Inventory management is incredibly difficult. The demand for goods will change every day. Innovations, trends, and demographic changes of consumers may all speed up or slow down sales of various goods. Such shifts may react to under buying, overbuying, or buying the false goods — all of which trigger the company avoidable challenges.
Inventory is the company’s greatest asset and you have to guard this asset in the best way possible, to save money and make money.
As successfully carried out, companies minimize excess inventory costs while optimizing profits.
Nearly every organization needs to have an inventory management system until it gets under control. If not, there would be no way for you to maintain suppliers, production, or sales.
Below are some of the inventory management techniques used to handle stock inventory effectively to maximize profitability and cash flow management.
Ten Techniques of effective inventory management
- Tracking system
Inventory tracking is one of the key methods of inventory management in which users can group and track inventories with specific qualities. SKUs, barcode details, suppliers, place of origin, and lot numbers should be included in this data. It lets companies track the deadline, faulty items, the quantity of orders, and so on.
- Batch tracking
Batch tracking is a standard procedure, and are adopted in inventory management processes by businesses in many industries. This approach helps to monitor the expiry of the inventory or the recovery of faulty goods.
- Prioritizing the inventory
Setting your inventory in priorities can help you understand what goods you need more and more often to order, which are essential for your company but can cost more and move slower.
There are some others to be considered here:
a) Just-in-time (JIT) Inventory management is a perfect strategy to handle supplier orders. The JIT is an ideal way to cut stock costs and allows businesses to get stock ‘as-needed’ rather than buying too much and risking dead stock.
b) ABC analysis
ABC analysis will help you find the most precious stock.
Use this technique to prioritize stock by distinguishing items that need significant attention from ABC analyses.
An inventory is the High-value products – These are slow-selling goods with the highest profit margins,
B inventory is the Moderate value products – Inventory that frequently sells, but not as big as A. Between the most desirable and the least.
C inventory is the Low-value products – Inventory which sells the fastest. The remaining inventory not selling as much as A or B produces the least income and generally has the least value.
c) FIFO and LIFO approach
FIFO (First In, First Out) and LIFO (Last-in, First-Out) are ways of estimating inventory costs.
FIFO assumes that the older stock is first sold. It’s an ideal way to keep the stock fresh.
LIFO means that the newer stock will normally first be sold. It helps to stop a poor inventory.
FIFO can be a stronger end-to-stock value measure as the old items are used, while the new items represent current market prices.

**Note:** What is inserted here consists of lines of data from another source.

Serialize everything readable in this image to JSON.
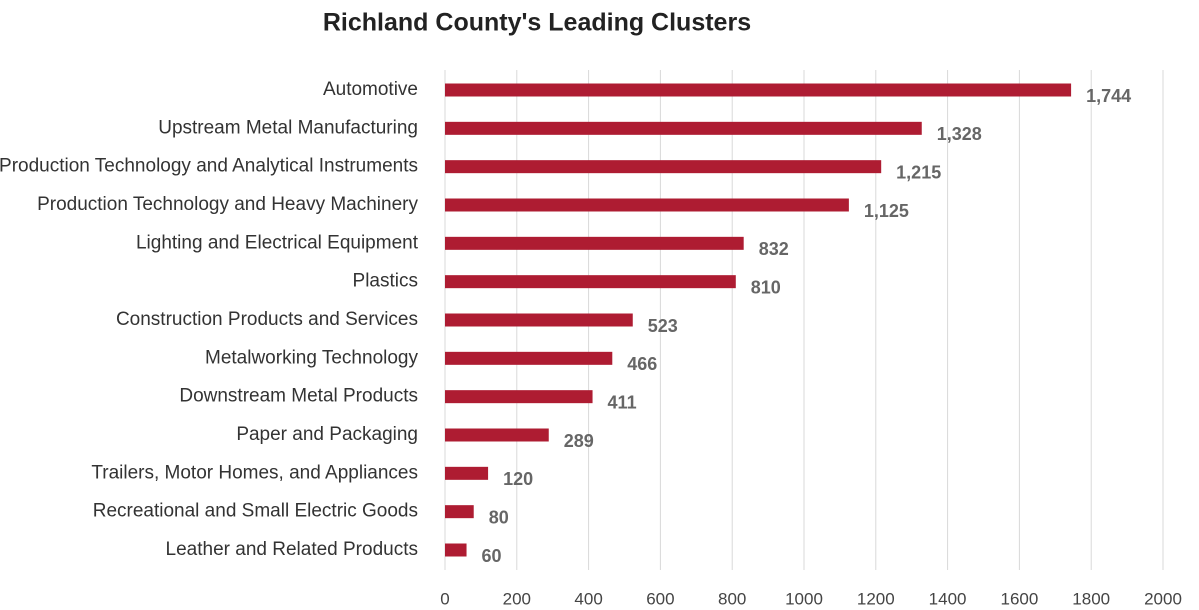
{
  "chart_data": {
    "type": "bar",
    "orientation": "horizontal",
    "title": "Richland County's Leading Clusters",
    "categories": [
      "Automotive",
      "Upstream Metal Manufacturing",
      "Production Technology and Analytical Instruments",
      "Production Technology and Heavy Machinery",
      "Lighting and Electrical Equipment",
      "Plastics",
      "Construction Products and Services",
      "Metalworking Technology",
      "Downstream Metal Products",
      "Paper and Packaging",
      "Trailers, Motor Homes, and Appliances",
      "Recreational and Small Electric Goods",
      "Leather and Related Products"
    ],
    "values": [
      1744,
      1328,
      1215,
      1125,
      832,
      810,
      523,
      466,
      411,
      289,
      120,
      80,
      60
    ],
    "value_labels": [
      "1,744",
      "1,328",
      "1,215",
      "1,125",
      "832",
      "810",
      "523",
      "466",
      "411",
      "289",
      "120",
      "80",
      "60"
    ],
    "color": "#ae1c32",
    "xlim": [
      0,
      2000
    ],
    "xticks": [
      0,
      200,
      400,
      600,
      800,
      1000,
      1200,
      1400,
      1600,
      1800,
      2000
    ],
    "grid": true
  }
}
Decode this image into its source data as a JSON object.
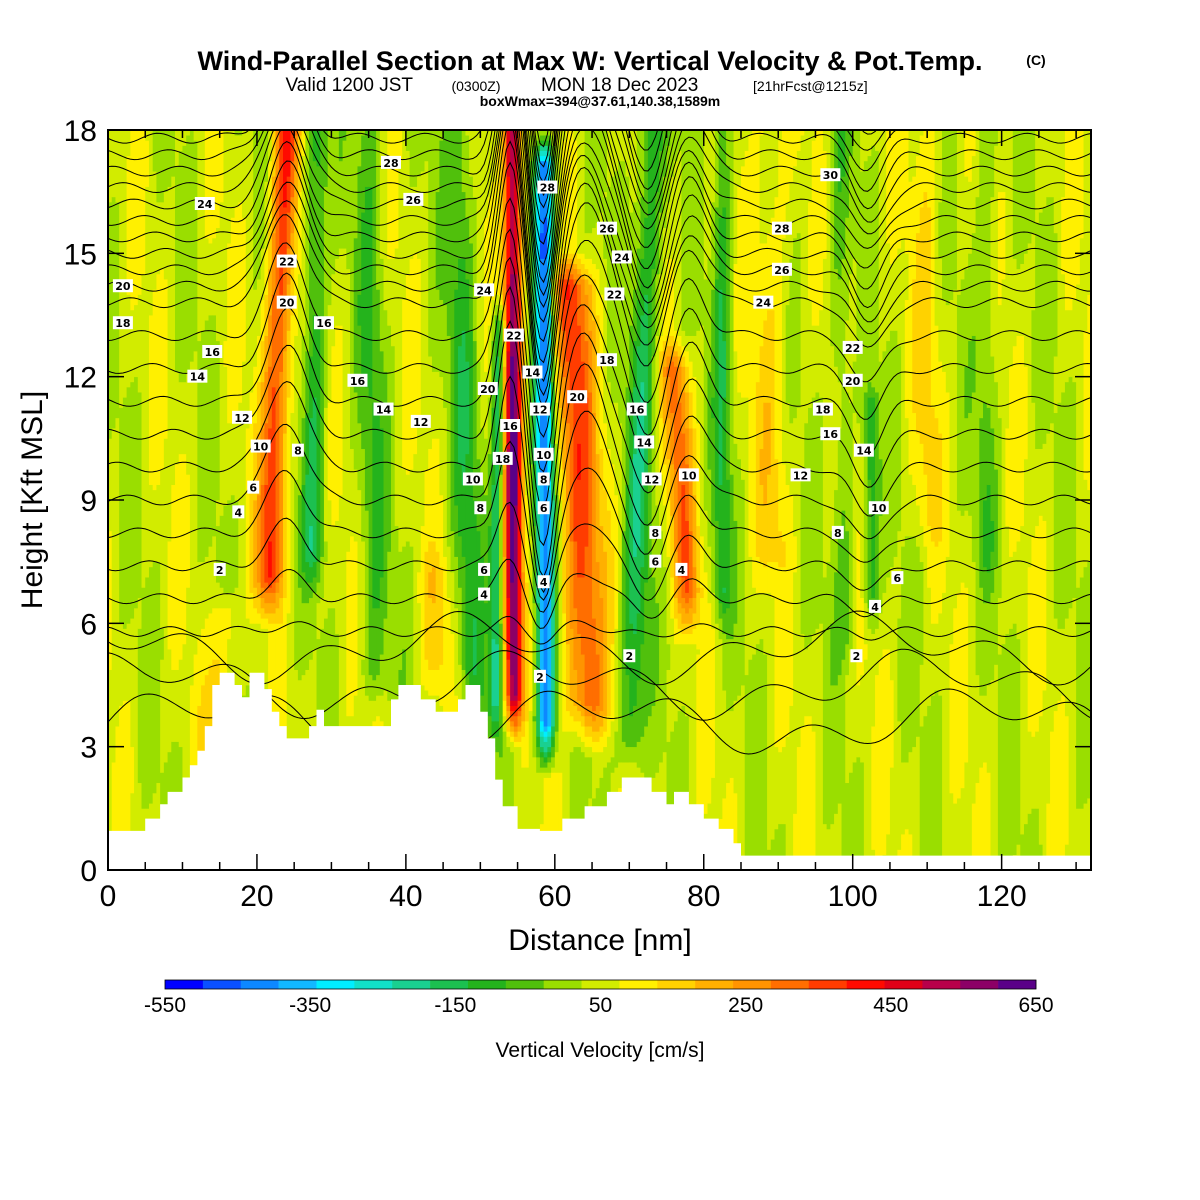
{
  "header": {
    "title": "Wind-Parallel Section at Max W: Vertical Velocity & Pot.Temp.",
    "title_mark": "(C)",
    "sub_valid": "Valid 1200 JST",
    "sub_utc": "(0300Z)",
    "sub_date": "MON 18 Dec 2023",
    "sub_fcst": "[21hrFcst@1215z]",
    "sub_box": "boxWmax=394@37.61,140.38,1589m"
  },
  "chart_data": {
    "type": "heatmap",
    "xlabel": "Distance [nm]",
    "ylabel": "Height [Kft MSL]",
    "xlim": [
      0,
      132
    ],
    "ylim": [
      0,
      18
    ],
    "x_ticks": [
      0,
      20,
      40,
      60,
      80,
      100,
      120
    ],
    "y_ticks": [
      0,
      3,
      6,
      9,
      12,
      15,
      18
    ],
    "colorbar": {
      "title": "Vertical Velocity [cm/s]",
      "min": -550,
      "max": 650,
      "step": 50,
      "tick_values": [
        -550,
        -350,
        -150,
        50,
        250,
        450,
        650
      ],
      "tick_labels": [
        "-550",
        "-350",
        "-150",
        "50",
        "250",
        "450",
        "650"
      ],
      "colors": [
        "#0000ff",
        "#0a50ff",
        "#0d88ff",
        "#12b8ff",
        "#00eeff",
        "#12e0c8",
        "#1ad090",
        "#1cc050",
        "#24b31c",
        "#50c00c",
        "#9ade00",
        "#d2ec00",
        "#fff000",
        "#ffd200",
        "#ffb000",
        "#ff9400",
        "#ff6e00",
        "#ff3c00",
        "#ff0a00",
        "#e00018",
        "#b8004a",
        "#8c0066",
        "#5a0088"
      ]
    },
    "terrain": [
      [
        0,
        0.95
      ],
      [
        5,
        0.95
      ],
      [
        5,
        1.25
      ],
      [
        7,
        1.25
      ],
      [
        7,
        1.6
      ],
      [
        8,
        1.6
      ],
      [
        8,
        1.9
      ],
      [
        10,
        1.9
      ],
      [
        10,
        2.25
      ],
      [
        11,
        2.25
      ],
      [
        11,
        2.55
      ],
      [
        12,
        2.55
      ],
      [
        12,
        2.9
      ],
      [
        13,
        2.9
      ],
      [
        13,
        3.5
      ],
      [
        14,
        3.5
      ],
      [
        14,
        4.5
      ],
      [
        15,
        4.5
      ],
      [
        15,
        4.8
      ],
      [
        17,
        4.8
      ],
      [
        17,
        4.5
      ],
      [
        18,
        4.5
      ],
      [
        18,
        4.2
      ],
      [
        19,
        4.2
      ],
      [
        19,
        4.8
      ],
      [
        21,
        4.8
      ],
      [
        21,
        4.4
      ],
      [
        22,
        4.4
      ],
      [
        22,
        3.85
      ],
      [
        23,
        3.85
      ],
      [
        23,
        3.5
      ],
      [
        24,
        3.5
      ],
      [
        24,
        3.2
      ],
      [
        27,
        3.2
      ],
      [
        27,
        3.5
      ],
      [
        28,
        3.5
      ],
      [
        28,
        3.9
      ],
      [
        29,
        3.9
      ],
      [
        29,
        3.5
      ],
      [
        38,
        3.5
      ],
      [
        38,
        4.15
      ],
      [
        39,
        4.15
      ],
      [
        39,
        4.5
      ],
      [
        42,
        4.5
      ],
      [
        42,
        4.15
      ],
      [
        44,
        4.15
      ],
      [
        44,
        3.85
      ],
      [
        47,
        3.85
      ],
      [
        47,
        4.15
      ],
      [
        48,
        4.15
      ],
      [
        48,
        4.5
      ],
      [
        50,
        4.5
      ],
      [
        50,
        3.85
      ],
      [
        51,
        3.85
      ],
      [
        51,
        3.2
      ],
      [
        52,
        3.2
      ],
      [
        52,
        2.2
      ],
      [
        53,
        2.2
      ],
      [
        53,
        1.55
      ],
      [
        55,
        1.55
      ],
      [
        55,
        1.0
      ],
      [
        58,
        1.0
      ],
      [
        58,
        0.95
      ],
      [
        61,
        0.95
      ],
      [
        61,
        1.25
      ],
      [
        64,
        1.25
      ],
      [
        64,
        1.55
      ],
      [
        67,
        1.55
      ],
      [
        67,
        1.9
      ],
      [
        69,
        1.9
      ],
      [
        69,
        2.25
      ],
      [
        73,
        2.25
      ],
      [
        73,
        1.9
      ],
      [
        75,
        1.9
      ],
      [
        75,
        1.6
      ],
      [
        76,
        1.6
      ],
      [
        76,
        1.9
      ],
      [
        78,
        1.9
      ],
      [
        78,
        1.6
      ],
      [
        80,
        1.6
      ],
      [
        80,
        1.25
      ],
      [
        82,
        1.25
      ],
      [
        82,
        1.0
      ],
      [
        84,
        1.0
      ],
      [
        84,
        0.65
      ],
      [
        85,
        0.65
      ],
      [
        85,
        0.35
      ],
      [
        132,
        0.35
      ]
    ],
    "updrafts": [
      {
        "x_top": 24.0,
        "x_bottom": 21.5,
        "z_top": 18,
        "z_bottom": 6.4,
        "amp": 320,
        "width": 1.8
      },
      {
        "x_top": 54.3,
        "x_bottom": 54.5,
        "z_top": 18,
        "z_bottom": 3.5,
        "amp": 520,
        "width": 1.2
      },
      {
        "x_top": 62.0,
        "x_bottom": 64.5,
        "z_top": 14.5,
        "z_bottom": 3.3,
        "amp": 290,
        "width": 2.8
      },
      {
        "x_top": 76.0,
        "x_bottom": 78.0,
        "z_top": 12.5,
        "z_bottom": 6.0,
        "amp": 230,
        "width": 1.8
      },
      {
        "x_top": 89.0,
        "x_bottom": 89.0,
        "z_top": 18,
        "z_bottom": 7.0,
        "amp": 80,
        "width": 2.5
      },
      {
        "x_top": 110.0,
        "x_bottom": 110.0,
        "z_top": 18,
        "z_bottom": 8.0,
        "amp": 70,
        "width": 2.0
      },
      {
        "x_top": 16.0,
        "x_bottom": 14.0,
        "z_top": 6.5,
        "z_bottom": 3.0,
        "amp": 120,
        "width": 1.6
      },
      {
        "x_top": 44.0,
        "x_bottom": 44.0,
        "z_top": 7.5,
        "z_bottom": 4.3,
        "amp": 80,
        "width": 2.0
      }
    ],
    "downdrafts": [
      {
        "x_top": 58.5,
        "x_bottom": 58.8,
        "z_top": 17.5,
        "z_bottom": 2.8,
        "amp": -470,
        "width": 1.3
      },
      {
        "x_top": 52.5,
        "x_bottom": 52.0,
        "z_top": 13.5,
        "z_bottom": 3.3,
        "amp": -230,
        "width": 0.9
      },
      {
        "x_top": 28.0,
        "x_bottom": 27.5,
        "z_top": 18,
        "z_bottom": 7.0,
        "amp": -170,
        "width": 1.5
      },
      {
        "x_top": 47.0,
        "x_bottom": 49.0,
        "z_top": 18,
        "z_bottom": 3.5,
        "amp": -130,
        "width": 2.0
      },
      {
        "x_top": 73.0,
        "x_bottom": 70.0,
        "z_top": 18,
        "z_bottom": 2.5,
        "amp": -180,
        "width": 1.8
      },
      {
        "x_top": 82.5,
        "x_bottom": 82.5,
        "z_top": 18,
        "z_bottom": 6.0,
        "amp": -150,
        "width": 1.2
      },
      {
        "x_top": 35.0,
        "x_bottom": 36.0,
        "z_top": 18,
        "z_bottom": 4.0,
        "amp": -100,
        "width": 2.0
      },
      {
        "x_top": 98.0,
        "x_bottom": 99.0,
        "z_top": 18,
        "z_bottom": 5.0,
        "amp": -90,
        "width": 1.5
      },
      {
        "x_top": 102.5,
        "x_bottom": 102.5,
        "z_top": 11.5,
        "z_bottom": 6.0,
        "amp": -160,
        "width": 1.0
      },
      {
        "x_top": 118.0,
        "x_bottom": 118.0,
        "z_top": 18,
        "z_bottom": 7.0,
        "amp": -80,
        "width": 1.5
      }
    ],
    "theta_contours": {
      "min": 2,
      "max": 30,
      "step": 1,
      "base_height": 5.8,
      "spacing_low": 0.8,
      "spacing_high": 0.4,
      "ripples": [
        {
          "x": 24.0,
          "amp": 2.2,
          "width": 3.5
        },
        {
          "x": 54.0,
          "amp": 3.5,
          "width": 2.2
        },
        {
          "x": 58.5,
          "amp": -3.0,
          "width": 2.2
        },
        {
          "x": 64.0,
          "amp": 2.4,
          "width": 4.0
        },
        {
          "x": 72.5,
          "amp": -1.6,
          "width": 3.0
        },
        {
          "x": 78.0,
          "amp": 1.4,
          "width": 3.0
        },
        {
          "x": 102.0,
          "amp": -1.2,
          "width": 3.0
        }
      ]
    },
    "contour_labels": [
      {
        "text": "28",
        "x": 38.0,
        "z": 17.2
      },
      {
        "text": "24",
        "x": 13.0,
        "z": 16.2
      },
      {
        "text": "26",
        "x": 41.0,
        "z": 16.3
      },
      {
        "text": "28",
        "x": 59.0,
        "z": 16.6
      },
      {
        "text": "30",
        "x": 97.0,
        "z": 16.9
      },
      {
        "text": "26",
        "x": 67.0,
        "z": 15.6
      },
      {
        "text": "28",
        "x": 90.5,
        "z": 15.6
      },
      {
        "text": "24",
        "x": 69.0,
        "z": 14.9
      },
      {
        "text": "22",
        "x": 24.0,
        "z": 14.8
      },
      {
        "text": "26",
        "x": 90.5,
        "z": 14.6
      },
      {
        "text": "20",
        "x": 2.0,
        "z": 14.2
      },
      {
        "text": "24",
        "x": 50.5,
        "z": 14.1
      },
      {
        "text": "22",
        "x": 68.0,
        "z": 14.0
      },
      {
        "text": "24",
        "x": 88.0,
        "z": 13.8
      },
      {
        "text": "20",
        "x": 24.0,
        "z": 13.8
      },
      {
        "text": "18",
        "x": 2.0,
        "z": 13.3
      },
      {
        "text": "16",
        "x": 29.0,
        "z": 13.3
      },
      {
        "text": "22",
        "x": 54.5,
        "z": 13.0
      },
      {
        "text": "16",
        "x": 14.0,
        "z": 12.6
      },
      {
        "text": "22",
        "x": 100.0,
        "z": 12.7
      },
      {
        "text": "18",
        "x": 67.0,
        "z": 12.4
      },
      {
        "text": "14",
        "x": 57.0,
        "z": 12.1
      },
      {
        "text": "14",
        "x": 12.0,
        "z": 12.0
      },
      {
        "text": "16",
        "x": 33.5,
        "z": 11.9
      },
      {
        "text": "20",
        "x": 100.0,
        "z": 11.9
      },
      {
        "text": "20",
        "x": 51.0,
        "z": 11.7
      },
      {
        "text": "20",
        "x": 63.0,
        "z": 11.5
      },
      {
        "text": "16",
        "x": 71.0,
        "z": 11.2
      },
      {
        "text": "14",
        "x": 37.0,
        "z": 11.2
      },
      {
        "text": "18",
        "x": 96.0,
        "z": 11.2
      },
      {
        "text": "12",
        "x": 58.0,
        "z": 11.2
      },
      {
        "text": "12",
        "x": 18.0,
        "z": 11.0
      },
      {
        "text": "12",
        "x": 42.0,
        "z": 10.9
      },
      {
        "text": "16",
        "x": 54.0,
        "z": 10.8
      },
      {
        "text": "16",
        "x": 97.0,
        "z": 10.6
      },
      {
        "text": "14",
        "x": 72.0,
        "z": 10.4
      },
      {
        "text": "10",
        "x": 20.5,
        "z": 10.3
      },
      {
        "text": "8",
        "x": 25.5,
        "z": 10.2
      },
      {
        "text": "14",
        "x": 101.5,
        "z": 10.2
      },
      {
        "text": "10",
        "x": 58.5,
        "z": 10.1
      },
      {
        "text": "18",
        "x": 53.0,
        "z": 10.0
      },
      {
        "text": "8",
        "x": 58.5,
        "z": 9.5
      },
      {
        "text": "12",
        "x": 73.0,
        "z": 9.5
      },
      {
        "text": "12",
        "x": 93.0,
        "z": 9.6
      },
      {
        "text": "10",
        "x": 49.0,
        "z": 9.5
      },
      {
        "text": "10",
        "x": 78.0,
        "z": 9.6
      },
      {
        "text": "6",
        "x": 19.5,
        "z": 9.3
      },
      {
        "text": "8",
        "x": 50.0,
        "z": 8.8
      },
      {
        "text": "6",
        "x": 58.5,
        "z": 8.8
      },
      {
        "text": "4",
        "x": 17.5,
        "z": 8.7
      },
      {
        "text": "10",
        "x": 103.5,
        "z": 8.8
      },
      {
        "text": "8",
        "x": 73.5,
        "z": 8.2
      },
      {
        "text": "8",
        "x": 98.0,
        "z": 8.2
      },
      {
        "text": "6",
        "x": 73.5,
        "z": 7.5
      },
      {
        "text": "2",
        "x": 15.0,
        "z": 7.3
      },
      {
        "text": "6",
        "x": 50.5,
        "z": 7.3
      },
      {
        "text": "4",
        "x": 77.0,
        "z": 7.3
      },
      {
        "text": "6",
        "x": 106.0,
        "z": 7.1
      },
      {
        "text": "4",
        "x": 58.5,
        "z": 7.0
      },
      {
        "text": "4",
        "x": 50.5,
        "z": 6.7
      },
      {
        "text": "4",
        "x": 103.0,
        "z": 6.4
      },
      {
        "text": "2",
        "x": 70.0,
        "z": 5.2
      },
      {
        "text": "2",
        "x": 100.5,
        "z": 5.2
      },
      {
        "text": "2",
        "x": 58.0,
        "z": 4.7
      }
    ]
  }
}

- Economic order quantity (EOQ)
Its main goal is to help an organization keep its inventory consistent and reduce costs. This is an analysis that helps to decide the best inventory to be ordered every time. To better balance the minimum purchasing and carrying costs while managing to meet demand.
Companies are entitled to make efficient use of the EOQ equation to define the most economic number of items to be ordered in accordance with the company operating expense.
- Accurate forecasting
Accurate forecasting could become a popular retailers’ inventory management technique.
The demand forecasts are based on current and former consumer value, all about determining potential forecasts of a company’s goods and services.
- Regular audit of the inventory
Physical auditing – Just once a year is physical auditing done, but it is repetitive work. It is a perfect way to locate inventory irregularities and prevent short-term losses.
Cycle counting – It includes measuring a small amount of inventory on a certain day without having a whole inventory. This approach allows you to review your stock management system for correct inventory levels regularly.
- Lean manufacturing approach
Lean manufacturing concepts offer an immense opportunity to improve production efficiencies dramatically and to create better, more cost-effective goods. The best practices in lean inventory management are aimed at reducing inventory levels to zero.
- Six Sigma
Six Sigma projects help to increase the overall process performance. Improve schedules for the development of processes or the timely delivery of goods.
- Inventory reorders
Inventory reorder is the minimum unit amount to be reordered by a company prior to re-ordering further products in the inventory available.
A reorder point formula tells you about when to order additional stocks – you can keep the lowest amount of stock until you need more.
This reduces the operating costs by not binding the capital to excess inventory.
- Safety stock inventory
Safety inventory management consists of additional inventory over and above anticipated demand.
This strategy is used to avoid inventories usually attributable to improper forecasts or unexpected consumer demand shifts.
- Find your perfect inventory management
- The inventory management program has an important role to play, you can retrieve information with its tracking information such as whether you are good at inventory efficiency whether or not it is.
- It can track past data which can also be beneficial for your business. You can analyze the sales pattern.
- You can make more successful choices for your company with the aid of the inventory management program. These best practices will help you achieve total inventory management, optimize profit and benefit.
Inventory management’s ultimate aim is to decrease stocks, increase income, and optimize business development.
Inventory management is much wider than control: the supplier chain, production, performance, sales, and reporting are taken into account.